Paracusia o fenómeno de *reclutamiento de volumen* (recruitment of loudness). Aparece en las lesiones cocleares (vértigo de Meniere), y en la otoesclerosis, el enfermo oye mejor las palabras en ambientes ruidosos que silenciosos
función vestibular :
-Nystagmus
Suele ser rotatorio o vertical
Romberg
Alteración marcha
Test calóricos (deben realizarse por neurólogo o intensivistas). La ausencia de nistagmo al estimular con agua el oído indica disfunción de un laberinto ipsilateral
IX -X -Glosofaringeo y Vago
Se estudian juntos pues forman una unidad funcional y anatómica y suelen afectarse simultáneamente. Salen del cráneo con el XI por el agujero yugular, de aquí que sea muy frecuente la afectación de los 3 pares
IX-X-XI) en traumatismos y fracturas de la base del cráneo.
El IX es la parte sensitiva del paladar blando, faringe y 1/3 posterior de la lengua. También del gusto de esa parte.
El X parte sensitiva vísceras torácicas y abdominales y lleva también la senscion de una pequeña parte del conducto auditivo externo
el X la parte motora de paladar, faringe y laringe.

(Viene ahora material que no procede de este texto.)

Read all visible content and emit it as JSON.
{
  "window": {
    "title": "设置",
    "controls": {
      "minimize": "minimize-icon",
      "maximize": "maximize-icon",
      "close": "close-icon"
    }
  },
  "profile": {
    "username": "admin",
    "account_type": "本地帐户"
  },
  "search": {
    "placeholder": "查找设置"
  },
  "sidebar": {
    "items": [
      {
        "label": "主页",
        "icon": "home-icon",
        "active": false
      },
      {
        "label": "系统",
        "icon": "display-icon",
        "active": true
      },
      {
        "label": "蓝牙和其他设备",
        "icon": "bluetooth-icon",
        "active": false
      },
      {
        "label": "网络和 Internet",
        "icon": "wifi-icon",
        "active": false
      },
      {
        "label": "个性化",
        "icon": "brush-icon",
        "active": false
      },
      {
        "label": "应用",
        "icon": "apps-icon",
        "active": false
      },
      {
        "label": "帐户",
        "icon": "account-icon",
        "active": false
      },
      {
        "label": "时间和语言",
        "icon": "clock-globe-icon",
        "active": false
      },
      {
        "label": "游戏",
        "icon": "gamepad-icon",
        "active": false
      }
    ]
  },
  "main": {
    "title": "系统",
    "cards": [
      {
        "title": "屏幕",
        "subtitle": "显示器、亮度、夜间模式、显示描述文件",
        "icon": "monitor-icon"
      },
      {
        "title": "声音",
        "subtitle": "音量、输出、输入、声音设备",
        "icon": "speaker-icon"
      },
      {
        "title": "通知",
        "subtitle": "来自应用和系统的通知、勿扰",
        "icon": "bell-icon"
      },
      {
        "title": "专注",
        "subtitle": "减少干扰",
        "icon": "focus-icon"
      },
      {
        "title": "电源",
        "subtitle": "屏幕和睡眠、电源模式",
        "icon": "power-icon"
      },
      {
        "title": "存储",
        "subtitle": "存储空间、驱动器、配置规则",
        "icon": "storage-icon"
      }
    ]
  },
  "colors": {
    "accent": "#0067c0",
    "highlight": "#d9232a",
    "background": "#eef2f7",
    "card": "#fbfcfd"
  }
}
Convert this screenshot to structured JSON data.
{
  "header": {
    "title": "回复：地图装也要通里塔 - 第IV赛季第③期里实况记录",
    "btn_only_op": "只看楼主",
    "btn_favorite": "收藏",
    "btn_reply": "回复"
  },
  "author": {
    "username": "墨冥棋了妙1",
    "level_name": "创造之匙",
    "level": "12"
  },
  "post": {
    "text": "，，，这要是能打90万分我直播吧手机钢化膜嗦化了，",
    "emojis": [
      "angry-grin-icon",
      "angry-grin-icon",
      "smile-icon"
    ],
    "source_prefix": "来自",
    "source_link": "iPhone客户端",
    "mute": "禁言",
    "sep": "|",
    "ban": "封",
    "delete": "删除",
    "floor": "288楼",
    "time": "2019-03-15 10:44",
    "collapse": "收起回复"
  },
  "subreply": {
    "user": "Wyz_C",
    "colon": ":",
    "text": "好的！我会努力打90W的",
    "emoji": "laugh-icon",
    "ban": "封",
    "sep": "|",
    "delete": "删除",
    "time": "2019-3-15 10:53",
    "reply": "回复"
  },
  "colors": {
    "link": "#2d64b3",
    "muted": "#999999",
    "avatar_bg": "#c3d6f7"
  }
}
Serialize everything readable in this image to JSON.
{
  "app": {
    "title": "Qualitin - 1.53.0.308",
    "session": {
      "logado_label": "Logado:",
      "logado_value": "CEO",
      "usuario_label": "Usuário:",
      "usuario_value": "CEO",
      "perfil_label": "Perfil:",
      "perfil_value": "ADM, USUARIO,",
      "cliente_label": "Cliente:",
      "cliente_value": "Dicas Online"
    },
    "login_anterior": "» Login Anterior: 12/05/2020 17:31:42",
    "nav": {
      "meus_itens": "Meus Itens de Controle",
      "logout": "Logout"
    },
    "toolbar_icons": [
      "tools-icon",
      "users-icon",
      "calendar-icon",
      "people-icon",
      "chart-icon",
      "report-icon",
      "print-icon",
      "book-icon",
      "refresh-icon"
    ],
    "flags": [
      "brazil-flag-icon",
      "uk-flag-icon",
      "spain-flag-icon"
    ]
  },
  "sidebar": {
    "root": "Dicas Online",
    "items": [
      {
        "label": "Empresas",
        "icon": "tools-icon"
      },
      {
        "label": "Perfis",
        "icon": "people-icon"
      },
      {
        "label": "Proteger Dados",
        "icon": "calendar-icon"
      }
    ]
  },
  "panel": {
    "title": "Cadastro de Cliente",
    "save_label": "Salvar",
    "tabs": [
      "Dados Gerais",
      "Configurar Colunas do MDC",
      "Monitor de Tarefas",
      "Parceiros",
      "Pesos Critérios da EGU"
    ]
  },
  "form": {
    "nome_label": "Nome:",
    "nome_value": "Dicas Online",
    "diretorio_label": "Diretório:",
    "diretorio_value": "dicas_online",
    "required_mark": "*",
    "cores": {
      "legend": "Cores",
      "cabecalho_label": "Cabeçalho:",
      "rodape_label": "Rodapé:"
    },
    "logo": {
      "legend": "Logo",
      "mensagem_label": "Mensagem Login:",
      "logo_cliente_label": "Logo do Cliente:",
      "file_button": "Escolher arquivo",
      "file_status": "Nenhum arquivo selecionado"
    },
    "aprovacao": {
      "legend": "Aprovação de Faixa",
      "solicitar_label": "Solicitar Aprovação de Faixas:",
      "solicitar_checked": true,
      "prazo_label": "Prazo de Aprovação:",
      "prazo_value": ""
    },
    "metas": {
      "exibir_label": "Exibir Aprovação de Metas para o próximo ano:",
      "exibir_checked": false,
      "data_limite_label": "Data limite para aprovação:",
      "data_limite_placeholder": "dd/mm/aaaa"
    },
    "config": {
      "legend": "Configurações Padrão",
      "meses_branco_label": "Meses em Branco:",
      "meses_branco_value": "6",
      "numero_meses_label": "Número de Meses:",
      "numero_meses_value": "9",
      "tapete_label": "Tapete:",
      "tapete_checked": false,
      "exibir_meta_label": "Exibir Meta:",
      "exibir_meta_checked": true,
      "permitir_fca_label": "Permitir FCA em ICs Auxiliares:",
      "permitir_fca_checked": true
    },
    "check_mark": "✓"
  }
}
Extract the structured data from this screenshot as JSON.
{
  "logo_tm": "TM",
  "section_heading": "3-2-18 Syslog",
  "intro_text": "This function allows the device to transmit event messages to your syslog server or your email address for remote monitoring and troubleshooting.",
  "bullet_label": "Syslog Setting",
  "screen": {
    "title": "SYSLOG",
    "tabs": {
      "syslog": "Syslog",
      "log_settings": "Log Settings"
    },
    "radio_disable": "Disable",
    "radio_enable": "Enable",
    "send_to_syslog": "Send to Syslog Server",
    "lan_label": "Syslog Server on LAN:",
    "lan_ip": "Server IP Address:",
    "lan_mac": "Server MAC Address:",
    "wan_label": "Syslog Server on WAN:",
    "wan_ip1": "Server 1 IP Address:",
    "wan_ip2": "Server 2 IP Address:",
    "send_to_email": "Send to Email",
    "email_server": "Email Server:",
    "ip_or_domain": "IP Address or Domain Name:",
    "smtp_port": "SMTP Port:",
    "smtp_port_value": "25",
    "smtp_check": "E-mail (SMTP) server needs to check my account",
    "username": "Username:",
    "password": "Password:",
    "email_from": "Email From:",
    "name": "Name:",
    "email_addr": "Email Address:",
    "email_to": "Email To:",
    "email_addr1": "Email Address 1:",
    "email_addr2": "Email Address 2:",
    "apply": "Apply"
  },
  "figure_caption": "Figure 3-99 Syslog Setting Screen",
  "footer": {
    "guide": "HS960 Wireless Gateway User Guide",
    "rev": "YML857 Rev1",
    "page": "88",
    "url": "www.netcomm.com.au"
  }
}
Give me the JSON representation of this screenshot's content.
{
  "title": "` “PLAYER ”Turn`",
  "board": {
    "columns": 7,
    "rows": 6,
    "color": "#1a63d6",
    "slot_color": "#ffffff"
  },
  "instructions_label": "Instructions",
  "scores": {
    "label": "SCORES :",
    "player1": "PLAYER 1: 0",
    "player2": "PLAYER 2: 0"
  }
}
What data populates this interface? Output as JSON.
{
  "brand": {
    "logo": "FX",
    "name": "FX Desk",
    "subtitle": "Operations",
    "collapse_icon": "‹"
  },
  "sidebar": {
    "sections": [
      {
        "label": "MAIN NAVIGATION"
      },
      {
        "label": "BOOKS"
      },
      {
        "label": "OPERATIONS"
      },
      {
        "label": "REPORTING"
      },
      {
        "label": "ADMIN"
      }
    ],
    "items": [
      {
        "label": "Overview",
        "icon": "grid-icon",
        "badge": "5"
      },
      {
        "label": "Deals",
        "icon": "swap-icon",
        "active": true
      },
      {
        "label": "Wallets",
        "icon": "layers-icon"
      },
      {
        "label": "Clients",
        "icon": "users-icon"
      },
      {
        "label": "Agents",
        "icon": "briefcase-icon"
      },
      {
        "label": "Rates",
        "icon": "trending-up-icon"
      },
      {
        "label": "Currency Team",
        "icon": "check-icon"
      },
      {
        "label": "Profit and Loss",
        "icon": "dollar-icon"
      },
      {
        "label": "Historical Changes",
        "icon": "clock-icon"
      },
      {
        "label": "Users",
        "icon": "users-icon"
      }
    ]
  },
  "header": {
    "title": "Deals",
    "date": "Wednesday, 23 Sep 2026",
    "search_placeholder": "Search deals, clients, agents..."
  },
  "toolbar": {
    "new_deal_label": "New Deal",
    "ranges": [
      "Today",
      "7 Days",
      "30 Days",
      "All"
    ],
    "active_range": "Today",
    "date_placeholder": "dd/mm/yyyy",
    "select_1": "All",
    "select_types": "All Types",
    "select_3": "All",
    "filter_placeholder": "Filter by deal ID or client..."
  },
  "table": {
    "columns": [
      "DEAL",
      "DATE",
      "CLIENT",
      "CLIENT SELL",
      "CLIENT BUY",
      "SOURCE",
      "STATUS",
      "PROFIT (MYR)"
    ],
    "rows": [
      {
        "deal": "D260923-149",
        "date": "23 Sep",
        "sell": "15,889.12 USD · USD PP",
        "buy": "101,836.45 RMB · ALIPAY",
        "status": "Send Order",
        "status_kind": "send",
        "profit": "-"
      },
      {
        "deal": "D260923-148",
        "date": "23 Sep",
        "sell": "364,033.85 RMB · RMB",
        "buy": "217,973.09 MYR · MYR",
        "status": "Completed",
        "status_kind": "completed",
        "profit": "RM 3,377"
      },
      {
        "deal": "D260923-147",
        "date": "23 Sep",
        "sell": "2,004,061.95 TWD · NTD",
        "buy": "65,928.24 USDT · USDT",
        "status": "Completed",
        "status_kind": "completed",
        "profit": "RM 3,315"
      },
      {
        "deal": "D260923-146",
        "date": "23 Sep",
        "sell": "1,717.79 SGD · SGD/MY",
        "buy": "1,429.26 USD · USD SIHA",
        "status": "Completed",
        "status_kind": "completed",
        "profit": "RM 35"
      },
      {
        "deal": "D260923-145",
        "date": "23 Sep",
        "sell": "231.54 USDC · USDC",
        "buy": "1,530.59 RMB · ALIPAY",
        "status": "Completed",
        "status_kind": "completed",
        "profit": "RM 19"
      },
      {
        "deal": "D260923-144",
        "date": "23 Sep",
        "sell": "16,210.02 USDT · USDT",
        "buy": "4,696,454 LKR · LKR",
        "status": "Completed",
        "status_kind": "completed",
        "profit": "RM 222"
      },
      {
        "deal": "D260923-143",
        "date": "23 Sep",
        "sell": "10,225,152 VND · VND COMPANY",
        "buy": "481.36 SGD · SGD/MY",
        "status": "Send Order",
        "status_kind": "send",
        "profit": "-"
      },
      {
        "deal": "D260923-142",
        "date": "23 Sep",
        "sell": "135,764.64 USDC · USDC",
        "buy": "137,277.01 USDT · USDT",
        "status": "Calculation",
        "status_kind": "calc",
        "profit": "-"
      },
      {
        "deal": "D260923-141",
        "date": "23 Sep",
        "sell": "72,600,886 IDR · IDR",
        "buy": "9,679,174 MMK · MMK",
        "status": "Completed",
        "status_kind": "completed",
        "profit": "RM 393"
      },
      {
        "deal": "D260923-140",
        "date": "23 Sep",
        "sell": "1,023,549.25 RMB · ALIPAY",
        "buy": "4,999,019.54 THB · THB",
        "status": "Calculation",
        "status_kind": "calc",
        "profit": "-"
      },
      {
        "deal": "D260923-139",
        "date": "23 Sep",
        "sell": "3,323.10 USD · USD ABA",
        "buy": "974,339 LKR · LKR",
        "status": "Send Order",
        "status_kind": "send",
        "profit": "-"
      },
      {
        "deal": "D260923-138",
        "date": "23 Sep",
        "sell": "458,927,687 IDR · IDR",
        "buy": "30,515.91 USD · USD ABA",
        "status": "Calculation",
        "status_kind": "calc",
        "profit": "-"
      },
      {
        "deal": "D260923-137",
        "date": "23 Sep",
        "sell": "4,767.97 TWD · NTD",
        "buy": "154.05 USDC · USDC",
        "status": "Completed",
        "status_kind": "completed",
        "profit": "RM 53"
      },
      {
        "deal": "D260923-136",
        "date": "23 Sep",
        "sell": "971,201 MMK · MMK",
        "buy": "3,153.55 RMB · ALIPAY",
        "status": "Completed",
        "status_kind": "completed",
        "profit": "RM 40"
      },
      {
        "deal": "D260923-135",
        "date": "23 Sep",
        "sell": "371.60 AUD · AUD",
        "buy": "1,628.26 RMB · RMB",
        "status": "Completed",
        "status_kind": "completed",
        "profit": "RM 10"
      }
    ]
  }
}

Sus lesiones producen dificultades de deglución, disfagia, ronquera, dificultades de la fonación, disartria y en el reflejo de la tos
Abrir la boca y decir ah o usar un depresor lingual
en la persona normal la úvula se desvía hacia arriba y el centro, en la afectación del X par se desvía hacia el lado sano
reflejo de la nausea
sensibilidad faríngea con depresor
laringoscopia
ronquera estridor y/o voz bitonal en la parálisis del nervio laríngeo recurrente (X par) signo de Ortner por crecimiento de la aurícula izquierda o por patología de la laringe o mediastino superior
XI - Espinal accesorio
Se explora midiendo la fuerza de ambos músculos buscando siempre la simetría
inerva el esternocleidomastoideo
rotar la cabeza contra resistencia
bajar la frente contra resistencia
y la parte superior del trapecio
elevar los hombros contra resistencia
XII - Hipogloso
inerva los músculos de la lengua unilateralmente
al sacar la lengua esta se desvía hacia el lado enfermo
lesión de neurona motora inferior produce atrofia marcada y fasciculacion grosera del lado enfermo y/o hemiplejia cruzada.
La lesión de neurona motora superior produce hemilengua espastica y sin atrofia ni fasciculaciones y va unida a otros signos neurológicos (hemiplejia ipsilateral)
Como te comente al inicio este tema es muy amplio pero a la hora de hacer la revisión en la ambulancia o en el área de urgencias, deberás de hacerla lo más breve y rápida posible.